Nach der Anpassung der Audit-Richtlinie muss RKE2 neu gestartet werden, um die neue Konfiguration zu laden.

sudo systemctl restart rke2-server.service

Die Audit-Protokolle des API-Servers werden in /var/lib/rancher/rke2/server/logs/audit.log geschrieben.

Bekannte Probleme

Die folgenden Kontrollen werden vom Standard-RKE2 derzeit nicht erfüllt. Jede Lücke wird erklärt und es wird erläutert, wie sie behoben wird.

Kontrolle 1.1.12

Stellen Sie sicher, dass der Eigentümer des etcd-Datenverzeichnisses auf etcd:etcd gesetzt ist.

Erläuterung

etcd ist ein hochverfügbarer Schlüssel-Wert-Speicher, der von Kubernetes-Implementierungen für die persistente Speicherung aller seiner REST-API-Objekte verwendet wird. Dieses Datenverzeichnis sollte vor unbefugtem Lesen oder Schreiben geschützt werden. Es sollte im Besitz von etcd:etcd sein.

bei Vorfällen

Dies kann behoben werden, indem ein etcd Benutzer und eine Gruppe erstellt werden, wie oben beschrieben.

Kontrolle 5.1.5

Stellen Sie sicher, dass Standard-Dienstkonten nicht aktiv verwendet werden.

Erläuterung

Kubernetes stellt ein default Dienstkonto zur Verfügung, das von Cluster-Workloads verwendet wird, bei denen kein spezifisches Dienstkonto dem Pod zugewiesen ist.

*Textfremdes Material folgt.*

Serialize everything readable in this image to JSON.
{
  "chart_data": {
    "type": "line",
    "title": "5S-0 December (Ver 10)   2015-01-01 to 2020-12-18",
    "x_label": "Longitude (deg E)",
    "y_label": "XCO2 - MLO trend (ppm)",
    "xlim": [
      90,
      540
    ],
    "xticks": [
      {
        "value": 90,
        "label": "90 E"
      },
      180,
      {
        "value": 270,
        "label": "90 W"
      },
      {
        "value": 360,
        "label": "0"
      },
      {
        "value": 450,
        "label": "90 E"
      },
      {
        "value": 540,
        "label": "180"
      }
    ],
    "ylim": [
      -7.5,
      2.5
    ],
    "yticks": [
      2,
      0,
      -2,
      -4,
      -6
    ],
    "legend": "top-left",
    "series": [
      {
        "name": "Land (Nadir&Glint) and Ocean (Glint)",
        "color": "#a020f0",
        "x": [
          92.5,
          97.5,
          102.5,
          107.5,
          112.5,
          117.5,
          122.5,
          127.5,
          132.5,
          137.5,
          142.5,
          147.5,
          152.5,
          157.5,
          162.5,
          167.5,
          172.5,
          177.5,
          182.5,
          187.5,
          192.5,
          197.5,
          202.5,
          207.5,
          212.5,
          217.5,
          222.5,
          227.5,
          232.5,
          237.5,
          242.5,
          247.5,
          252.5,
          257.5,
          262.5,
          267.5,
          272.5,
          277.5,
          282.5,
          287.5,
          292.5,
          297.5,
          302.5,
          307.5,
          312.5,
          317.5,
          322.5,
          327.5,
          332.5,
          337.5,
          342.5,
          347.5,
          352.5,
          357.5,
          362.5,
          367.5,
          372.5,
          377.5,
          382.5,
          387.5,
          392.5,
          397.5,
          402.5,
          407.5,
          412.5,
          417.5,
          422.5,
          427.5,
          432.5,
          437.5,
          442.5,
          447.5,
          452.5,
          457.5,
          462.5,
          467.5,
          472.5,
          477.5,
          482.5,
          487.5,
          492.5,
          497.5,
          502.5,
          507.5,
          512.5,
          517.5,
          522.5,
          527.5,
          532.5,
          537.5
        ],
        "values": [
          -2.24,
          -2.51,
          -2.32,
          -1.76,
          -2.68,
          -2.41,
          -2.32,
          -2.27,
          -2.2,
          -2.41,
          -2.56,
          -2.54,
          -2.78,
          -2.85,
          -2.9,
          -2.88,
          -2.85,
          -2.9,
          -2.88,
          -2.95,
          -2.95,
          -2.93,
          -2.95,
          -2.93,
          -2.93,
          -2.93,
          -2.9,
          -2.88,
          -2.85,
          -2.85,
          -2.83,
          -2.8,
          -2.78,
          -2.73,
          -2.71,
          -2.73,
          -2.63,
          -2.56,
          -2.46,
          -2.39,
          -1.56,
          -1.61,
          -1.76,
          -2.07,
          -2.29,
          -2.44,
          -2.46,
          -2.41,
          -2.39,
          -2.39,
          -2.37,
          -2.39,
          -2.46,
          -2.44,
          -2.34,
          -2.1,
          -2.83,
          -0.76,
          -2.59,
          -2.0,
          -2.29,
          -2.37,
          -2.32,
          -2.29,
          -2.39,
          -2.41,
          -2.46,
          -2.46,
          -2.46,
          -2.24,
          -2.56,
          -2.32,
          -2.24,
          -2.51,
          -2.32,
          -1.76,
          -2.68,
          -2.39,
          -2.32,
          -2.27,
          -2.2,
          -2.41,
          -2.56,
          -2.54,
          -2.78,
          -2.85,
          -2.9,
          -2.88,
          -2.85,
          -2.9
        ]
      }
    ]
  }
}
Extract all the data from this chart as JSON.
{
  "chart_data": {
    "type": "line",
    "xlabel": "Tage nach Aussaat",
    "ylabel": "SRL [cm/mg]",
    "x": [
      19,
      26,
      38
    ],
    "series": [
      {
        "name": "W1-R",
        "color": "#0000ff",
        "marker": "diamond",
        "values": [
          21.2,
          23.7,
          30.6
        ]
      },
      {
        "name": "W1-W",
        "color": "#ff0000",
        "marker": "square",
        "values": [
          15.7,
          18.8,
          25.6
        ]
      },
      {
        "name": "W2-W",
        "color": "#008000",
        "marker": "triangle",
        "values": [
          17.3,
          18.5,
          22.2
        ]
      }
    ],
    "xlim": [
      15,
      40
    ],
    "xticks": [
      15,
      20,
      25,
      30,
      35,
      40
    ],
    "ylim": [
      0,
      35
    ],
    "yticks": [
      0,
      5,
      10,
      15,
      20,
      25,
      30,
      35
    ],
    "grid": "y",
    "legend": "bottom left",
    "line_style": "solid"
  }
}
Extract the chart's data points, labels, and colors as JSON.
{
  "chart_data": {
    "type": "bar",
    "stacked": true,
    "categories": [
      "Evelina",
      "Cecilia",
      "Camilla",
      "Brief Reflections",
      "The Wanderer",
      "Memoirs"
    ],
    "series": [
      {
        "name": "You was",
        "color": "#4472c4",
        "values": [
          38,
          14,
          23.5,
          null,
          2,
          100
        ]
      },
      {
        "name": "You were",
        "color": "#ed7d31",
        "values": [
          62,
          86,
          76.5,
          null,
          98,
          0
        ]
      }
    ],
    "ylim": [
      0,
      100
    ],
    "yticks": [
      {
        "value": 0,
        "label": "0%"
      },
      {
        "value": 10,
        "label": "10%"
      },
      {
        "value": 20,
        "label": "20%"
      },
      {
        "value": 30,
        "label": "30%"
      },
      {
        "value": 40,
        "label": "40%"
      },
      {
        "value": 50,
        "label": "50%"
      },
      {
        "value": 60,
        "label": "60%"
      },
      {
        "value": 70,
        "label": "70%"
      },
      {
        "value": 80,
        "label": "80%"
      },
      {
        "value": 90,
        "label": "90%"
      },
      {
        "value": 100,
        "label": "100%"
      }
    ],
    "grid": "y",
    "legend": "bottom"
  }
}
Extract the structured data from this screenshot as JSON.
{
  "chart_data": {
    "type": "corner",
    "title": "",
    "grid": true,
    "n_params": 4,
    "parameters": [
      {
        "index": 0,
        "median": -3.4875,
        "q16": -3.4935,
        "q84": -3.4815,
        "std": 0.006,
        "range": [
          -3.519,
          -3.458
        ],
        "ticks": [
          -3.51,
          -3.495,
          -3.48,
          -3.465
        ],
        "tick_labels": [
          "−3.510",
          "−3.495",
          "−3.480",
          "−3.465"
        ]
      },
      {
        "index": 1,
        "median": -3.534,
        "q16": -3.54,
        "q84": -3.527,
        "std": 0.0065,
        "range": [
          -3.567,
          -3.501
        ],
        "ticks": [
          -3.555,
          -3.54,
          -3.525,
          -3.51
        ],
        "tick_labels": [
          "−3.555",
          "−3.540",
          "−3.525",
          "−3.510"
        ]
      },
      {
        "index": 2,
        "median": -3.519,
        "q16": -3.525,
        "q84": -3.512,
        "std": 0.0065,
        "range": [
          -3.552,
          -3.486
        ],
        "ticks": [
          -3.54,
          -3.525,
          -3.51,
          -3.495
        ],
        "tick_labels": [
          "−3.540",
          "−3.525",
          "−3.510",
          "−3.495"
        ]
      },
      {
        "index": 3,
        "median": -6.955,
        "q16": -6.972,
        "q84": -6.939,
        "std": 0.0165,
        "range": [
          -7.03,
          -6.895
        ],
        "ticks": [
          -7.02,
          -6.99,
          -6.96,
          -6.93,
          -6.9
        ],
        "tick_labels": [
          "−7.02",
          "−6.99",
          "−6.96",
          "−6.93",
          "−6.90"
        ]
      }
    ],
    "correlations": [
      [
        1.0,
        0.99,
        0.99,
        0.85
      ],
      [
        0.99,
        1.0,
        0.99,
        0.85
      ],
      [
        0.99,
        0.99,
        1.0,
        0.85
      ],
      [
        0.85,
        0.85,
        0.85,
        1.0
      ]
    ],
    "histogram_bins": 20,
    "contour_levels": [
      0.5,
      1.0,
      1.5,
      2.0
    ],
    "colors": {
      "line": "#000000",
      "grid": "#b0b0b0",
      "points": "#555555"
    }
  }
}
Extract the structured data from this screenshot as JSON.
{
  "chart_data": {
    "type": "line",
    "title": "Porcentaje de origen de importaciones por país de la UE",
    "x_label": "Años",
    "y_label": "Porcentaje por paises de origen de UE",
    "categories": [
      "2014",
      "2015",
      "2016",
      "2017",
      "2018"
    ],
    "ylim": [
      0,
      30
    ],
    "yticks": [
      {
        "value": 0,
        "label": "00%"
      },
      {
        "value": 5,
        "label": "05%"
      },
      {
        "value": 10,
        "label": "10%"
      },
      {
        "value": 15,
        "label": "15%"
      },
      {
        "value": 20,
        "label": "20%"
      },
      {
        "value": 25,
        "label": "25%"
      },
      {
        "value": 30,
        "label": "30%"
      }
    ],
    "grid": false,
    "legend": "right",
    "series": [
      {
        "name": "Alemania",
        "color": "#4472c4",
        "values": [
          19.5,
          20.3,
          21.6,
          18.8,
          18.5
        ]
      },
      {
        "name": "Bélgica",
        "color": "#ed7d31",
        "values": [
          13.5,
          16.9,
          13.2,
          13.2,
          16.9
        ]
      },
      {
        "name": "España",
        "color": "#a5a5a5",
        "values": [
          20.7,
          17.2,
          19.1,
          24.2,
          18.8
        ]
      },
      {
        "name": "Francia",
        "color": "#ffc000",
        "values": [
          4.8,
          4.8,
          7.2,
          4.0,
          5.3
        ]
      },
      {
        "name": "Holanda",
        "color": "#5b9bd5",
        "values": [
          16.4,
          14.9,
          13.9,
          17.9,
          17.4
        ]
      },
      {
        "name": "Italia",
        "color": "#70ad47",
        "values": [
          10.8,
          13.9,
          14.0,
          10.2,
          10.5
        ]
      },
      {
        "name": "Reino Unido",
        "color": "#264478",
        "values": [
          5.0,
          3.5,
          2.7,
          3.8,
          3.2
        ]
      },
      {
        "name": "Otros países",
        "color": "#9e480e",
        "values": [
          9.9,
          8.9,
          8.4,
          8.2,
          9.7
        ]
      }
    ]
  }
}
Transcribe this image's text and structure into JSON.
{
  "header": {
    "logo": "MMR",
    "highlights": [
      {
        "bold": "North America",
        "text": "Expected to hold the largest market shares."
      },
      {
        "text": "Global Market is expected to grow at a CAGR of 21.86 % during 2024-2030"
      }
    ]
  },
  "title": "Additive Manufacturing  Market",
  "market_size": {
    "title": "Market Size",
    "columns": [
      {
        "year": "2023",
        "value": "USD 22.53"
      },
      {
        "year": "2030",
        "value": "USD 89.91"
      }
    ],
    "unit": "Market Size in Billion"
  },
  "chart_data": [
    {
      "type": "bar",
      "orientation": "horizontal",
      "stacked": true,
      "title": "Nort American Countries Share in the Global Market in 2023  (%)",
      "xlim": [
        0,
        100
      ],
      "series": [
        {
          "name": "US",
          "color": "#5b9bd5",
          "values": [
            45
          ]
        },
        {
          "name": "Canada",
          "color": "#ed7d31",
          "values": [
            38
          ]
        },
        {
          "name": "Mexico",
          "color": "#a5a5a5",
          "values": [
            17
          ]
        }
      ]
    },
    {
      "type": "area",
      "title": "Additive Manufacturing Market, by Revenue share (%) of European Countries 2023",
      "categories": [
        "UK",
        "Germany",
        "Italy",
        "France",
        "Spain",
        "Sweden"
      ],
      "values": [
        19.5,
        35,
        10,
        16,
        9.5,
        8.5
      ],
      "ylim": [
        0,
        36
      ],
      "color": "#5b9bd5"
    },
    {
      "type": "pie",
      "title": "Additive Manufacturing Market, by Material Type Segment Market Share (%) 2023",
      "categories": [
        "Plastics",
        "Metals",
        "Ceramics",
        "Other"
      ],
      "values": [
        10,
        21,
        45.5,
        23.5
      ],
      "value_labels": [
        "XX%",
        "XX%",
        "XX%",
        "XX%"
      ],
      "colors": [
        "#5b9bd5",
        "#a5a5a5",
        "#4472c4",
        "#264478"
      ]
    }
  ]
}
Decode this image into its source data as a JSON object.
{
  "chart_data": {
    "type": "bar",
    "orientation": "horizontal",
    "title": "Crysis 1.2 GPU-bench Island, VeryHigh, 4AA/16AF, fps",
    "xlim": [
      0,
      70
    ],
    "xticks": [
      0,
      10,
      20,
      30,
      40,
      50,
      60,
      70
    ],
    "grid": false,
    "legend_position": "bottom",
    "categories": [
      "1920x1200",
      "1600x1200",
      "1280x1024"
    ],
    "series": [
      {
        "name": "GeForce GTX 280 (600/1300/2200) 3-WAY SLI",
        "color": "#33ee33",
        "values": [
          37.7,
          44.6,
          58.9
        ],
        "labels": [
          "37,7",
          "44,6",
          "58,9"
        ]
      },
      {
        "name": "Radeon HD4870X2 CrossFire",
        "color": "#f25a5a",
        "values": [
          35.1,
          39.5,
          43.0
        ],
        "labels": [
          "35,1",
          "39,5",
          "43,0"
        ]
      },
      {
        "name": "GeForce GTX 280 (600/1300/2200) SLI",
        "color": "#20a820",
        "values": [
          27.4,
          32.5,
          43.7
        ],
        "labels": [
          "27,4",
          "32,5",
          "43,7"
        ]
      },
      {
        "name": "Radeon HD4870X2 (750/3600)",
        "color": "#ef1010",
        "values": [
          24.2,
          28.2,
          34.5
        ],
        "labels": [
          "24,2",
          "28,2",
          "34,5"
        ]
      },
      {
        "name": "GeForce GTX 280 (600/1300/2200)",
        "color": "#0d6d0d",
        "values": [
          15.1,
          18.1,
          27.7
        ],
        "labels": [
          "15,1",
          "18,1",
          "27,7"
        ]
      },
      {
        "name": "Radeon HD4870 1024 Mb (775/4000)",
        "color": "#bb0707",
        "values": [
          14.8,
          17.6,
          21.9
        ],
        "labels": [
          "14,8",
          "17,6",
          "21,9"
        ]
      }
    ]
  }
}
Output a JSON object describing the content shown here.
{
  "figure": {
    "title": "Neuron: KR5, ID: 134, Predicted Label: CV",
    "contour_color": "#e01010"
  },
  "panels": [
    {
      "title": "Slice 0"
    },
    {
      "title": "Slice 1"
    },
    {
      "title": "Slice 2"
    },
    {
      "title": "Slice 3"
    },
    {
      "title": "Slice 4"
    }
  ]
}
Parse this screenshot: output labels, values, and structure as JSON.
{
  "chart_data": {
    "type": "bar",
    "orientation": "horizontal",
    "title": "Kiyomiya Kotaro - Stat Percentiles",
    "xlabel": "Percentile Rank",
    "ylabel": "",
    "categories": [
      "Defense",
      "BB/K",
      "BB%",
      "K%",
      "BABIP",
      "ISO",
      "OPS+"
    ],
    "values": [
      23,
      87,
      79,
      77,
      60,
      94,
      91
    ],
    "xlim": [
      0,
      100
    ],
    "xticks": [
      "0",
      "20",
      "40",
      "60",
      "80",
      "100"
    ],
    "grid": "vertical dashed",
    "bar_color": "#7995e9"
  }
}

Wo der Zugriff auf die Kubernetes-API von einem Pod erforderlich ist, sollte ein spezifisches Dienstkonto für diesen Pod erstellt und diesem Dienstkonto Rechte gewährt werden.

Das default Dienstkonto sollte so konfiguriert sein, dass es kein Dienstkonto-Token bereitstellt und keine expliziten Rechtezuweisungen hat.

Dies kann behoben werden, indem das automountServiceAccountToken Feld auf false für das default Dienstkonto in jedem Namespace aktualisiert wird.

Fazit

Wenn Sie diese Anleitung befolgt haben, wird Ihr RKE2-Cluster so konfiguriert sein, dass er den CIS Kubernetes Benchmark besteht. Sie können unsere CIS-Selbstbewertungsleitfäden einsehen, um zu verstehen, wie wir jeden der Benchmarks überprüft haben und wie Sie dasselbe in Ihrem Cluster tun können.